Une force militaire n’est pas un objectif en soi mais un instrument au service d’une stratégie. Or, on ne sait pas très bien en réalité à quoi va servir cette force. S’agit-il d’une force d’appoint ou de substitution à Barkhane ? La France a-t-elle poussé à sa création pour augmenter l’efficacité générale de la lutte contre les organisations djihadistes ou simplement pour se dégager ? Une force de 5 000 hommes, voire de 10 000, comme on l’évoque à terme pour l’ensemble du Sahel, ne peut être qu’une force d’intervention. Elle doit disposer d’un état-major, de renseignements, de moyens aériens, terrestres et de transport. Surtout, elle doit disposer de troupes et là on ne sait pas très bien qui va les fournir. S’il s’agit de troupes nouvelles, il faudra un effort conséquent de formation et d’équipement dans des pays dont les forces armées sont déjà en flux tendus.
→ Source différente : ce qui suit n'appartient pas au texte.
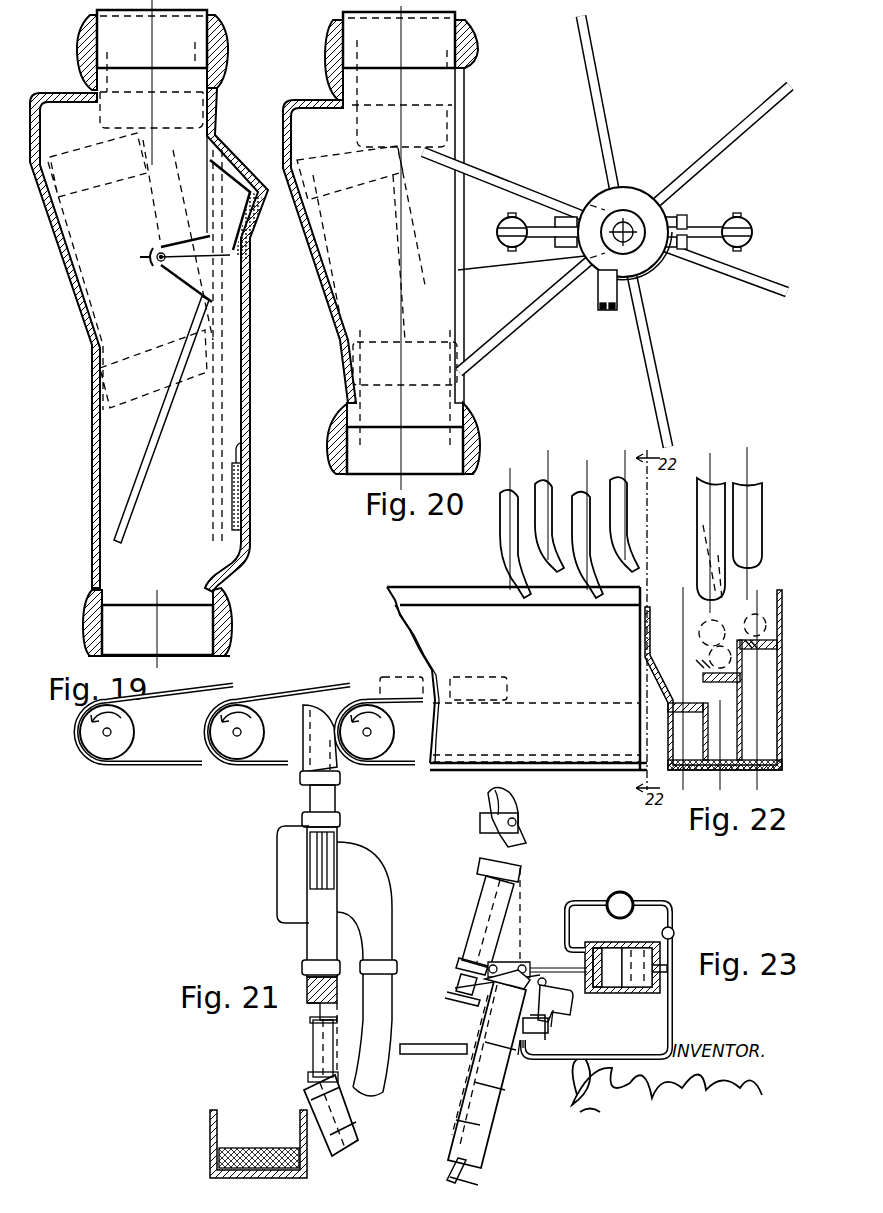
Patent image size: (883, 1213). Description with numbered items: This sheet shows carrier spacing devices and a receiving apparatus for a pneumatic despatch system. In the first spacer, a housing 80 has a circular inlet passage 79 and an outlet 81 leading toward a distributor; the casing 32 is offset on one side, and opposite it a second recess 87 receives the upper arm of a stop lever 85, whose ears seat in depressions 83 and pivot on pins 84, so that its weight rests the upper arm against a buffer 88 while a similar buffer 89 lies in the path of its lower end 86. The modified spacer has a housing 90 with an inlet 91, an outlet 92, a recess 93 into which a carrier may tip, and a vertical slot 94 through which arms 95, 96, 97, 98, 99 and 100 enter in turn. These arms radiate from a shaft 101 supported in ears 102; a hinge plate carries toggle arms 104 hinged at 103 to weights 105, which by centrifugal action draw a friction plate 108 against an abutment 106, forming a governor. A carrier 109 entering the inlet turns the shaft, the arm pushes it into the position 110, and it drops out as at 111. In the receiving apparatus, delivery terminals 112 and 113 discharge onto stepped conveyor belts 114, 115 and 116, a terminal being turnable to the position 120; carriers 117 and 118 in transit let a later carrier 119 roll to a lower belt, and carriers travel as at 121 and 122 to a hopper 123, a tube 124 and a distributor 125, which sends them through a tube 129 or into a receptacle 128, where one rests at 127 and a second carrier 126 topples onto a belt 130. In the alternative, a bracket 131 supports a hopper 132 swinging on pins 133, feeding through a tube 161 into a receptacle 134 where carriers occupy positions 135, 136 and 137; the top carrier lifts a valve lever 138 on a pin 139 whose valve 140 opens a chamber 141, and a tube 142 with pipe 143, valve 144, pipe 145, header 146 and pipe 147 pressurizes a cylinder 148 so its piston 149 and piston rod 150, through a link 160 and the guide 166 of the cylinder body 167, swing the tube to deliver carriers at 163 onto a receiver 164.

In FIG. 19, the casing 32 is at (115, 329).
In FIG. 19, the inlet passage 79 is at (128, 51).
In FIG. 19, the housing 80 is at (174, 69).
In FIG. 19, the outlet 81 is at (181, 622).
In FIG. 19, the depressions 83 is at (195, 226).
In FIG. 19, the pins 84 is at (142, 241).
In FIG. 19, the stop lever 85 is at (161, 419).
In FIG. 19, the flap arm 86 is at (169, 287).
In FIG. 19, the second recess 87 is at (237, 340).
In FIG. 19, the buffer 88 is at (245, 316).
In FIG. 19, the buffer 89 is at (261, 473).
In FIG. 20, the housing 90 is at (372, 312).
In FIG. 20, the inlet 91 is at (421, 79).
In FIG. 20, the outlet 92 is at (392, 450).
In FIG. 20, the recess 93 is at (319, 223).
In FIG. 20, the vertical slot 94 is at (478, 235).
In FIG. 20, the arm 95 is at (502, 176).
In FIG. 20, the arm 96 is at (524, 316).
In FIG. 20, the arm 97 is at (661, 361).
In FIG. 20, the arm 98 is at (726, 283).
In FIG. 20, the arm 99 is at (723, 144).
In FIG. 20, the arm 100 is at (620, 102).
In FIG. 20, the shaft 101 is at (633, 205).
In FIG. 20, the ears 102 is at (610, 231).
In FIG. 20, the hinge 103 is at (619, 237).
In FIG. 20, the toggle arms 104 is at (617, 237).
In FIG. 20, the weights 105 is at (639, 219).
In FIG. 20, the abutment 106 is at (610, 324).
In FIG. 20, the friction plate 108 is at (582, 295).
In FIG. 20, the carrier 109 is at (361, 232).
In FIG. 20, the carrier position 110 is at (428, 181).
In FIG. 20, the carrier position 111 is at (405, 344).
In FIG. 21, the delivery terminal 112 is at (547, 524).
In FIG. 22, the delivery terminal 112 is at (693, 562).
In FIG. 21, the delivery terminal 113 is at (619, 467).
In FIG. 22, the delivery terminal 113 is at (749, 530).
In FIG. 21, the conveyor belt 114 is at (517, 678).
In FIG. 22, the conveyor belt 114 is at (709, 670).
In FIG. 21, the conveyor belt 115 is at (249, 715).
In FIG. 22, the conveyor belt 115 is at (735, 708).
In FIG. 21, the conveyor belt 116 is at (237, 728).
In FIG. 22, the conveyor belt 116 is at (723, 679).
In FIG. 22, the carrier 117 is at (747, 613).
In FIG. 22, the carrier 118 is at (696, 649).
In FIG. 22, the carrier 119 is at (696, 624).
In FIG. 22, the terminal position 120 is at (680, 566).
In FIG. 21, the carrier position 121 is at (401, 666).
In FIG. 21, the carrier position 122 is at (478, 666).
In FIG. 21, the hopper 123 is at (283, 754).
In FIG. 21, the tube 124 is at (345, 806).
In FIG. 21, the distributor 125 is at (353, 901).
In FIG. 21, the second carrier 126 is at (299, 1042).
In FIG. 21, the carrier position 127 is at (354, 1115).
In FIG. 21, the delivery receptacle 128 is at (301, 1005).
In FIG. 21, the tube 129 is at (397, 1035).
In FIG. 21, the movable belt 130 is at (258, 1144).
In FIG. 23, the rigid bracket 131 is at (478, 823).
In FIG. 23, the hopper 132 is at (520, 863).
In FIG. 23, the pins 133 is at (523, 818).
In FIG. 23, the receptacle 134 is at (500, 1074).
In FIG. 23, the carrier position 135 is at (452, 1160).
In FIG. 23, the carrier position 136 is at (460, 1065).
In FIG. 23, the carrier position 137 is at (490, 1001).
In FIG. 23, the valve lever 138 is at (578, 1008).
In FIG. 23, the pin 139 is at (558, 952).
In FIG. 23, the valve 140 is at (562, 1033).
In FIG. 23, the chamber 141 is at (538, 1060).
In FIG. 23, the tube 142 is at (628, 1043).
In FIG. 23, the pipe 143 is at (644, 1012).
In FIG. 23, the valve 144 is at (693, 925).
In FIG. 23, the pipe 145 is at (611, 969).
In FIG. 23, the header 146 is at (630, 890).
In FIG. 23, the pipe 147 is at (587, 888).
In FIG. 23, the cylinder 148 is at (630, 955).
In FIG. 23, the piston 149 is at (620, 956).
In FIG. 23, the piston rod 150 is at (555, 911).
In FIG. 23, the link 160 is at (537, 922).
In FIG. 23, the tube 161 is at (476, 937).
In FIG. 23, the delivery position 163 is at (480, 975).
In FIG. 23, the receiver 164 is at (433, 1062).
In FIG. 22, the guide 166 is at (677, 600).
In FIG. 23, the cylinder body 167 is at (443, 931).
Si ce sont, plus probablement, des forces déjà existantes, on ne voit pas très bien la différence avec la situation actuelle, les forces des pays du G5 Sahel étant déjà régulièrement engagées ensemble et avec les forces françaises pour lutter contre les groupes djihadistes.

Ces armées africaines pourront-elles facilement travailler ensemble ?

Elles travaillent déjà ensemble. On a même déjà une bonne expérience de l’emploi de forces interafricaines, régionales ou sous mandat de l’ONU. La force d’intervention conjointe multinationale qui regroupe des unités béninoises, camerounaises, nigériennes, nigérianes et tchadiennes pour lutter contre Boko Haram est très efficace. La difficulté pour coordonner l’action de différentes armées est technique. Il faudra donc un état-major commun qui est prévu pour être installé en position centrale, à Sévaré au Mali, et des moyens de communication communs, un des points faibles habituels des forces africaines. Il faut également une doctrine commune d’emploi des forces et un minimum de cohérence opérationnelle, en plus de la confiance mutuelle.

Quels sont les grands défis qui attendent cette force conjointe du G5 Sahel ?

Le défi tactique consiste à empêcher les groupes djihadistes de constituer des bases ou d’évoluer en forces importantes à l’intérieur du G5 Sahel. La menace, sans être éradiquée, sera ainsi maintenue à un niveau qui pourra être traité par d’autres forces et par d’autres services, la force de ces groupes n’étant pas seulement militaire. La vraie question, c’est l’articulation avec les autres forces présentes dans la zone, comme la MINUSMA, à laquelle elle pourra peut-être se substituer efficacement en récupérant les crédits qui y sont consacrés et un certain nombre de moyens, et surtout la force française Barkhane. Dans l’idéal, on pourrait envisager une fusion avec un commandement commun mais qui ne soit pas un subterfuge de la France pour se désengager.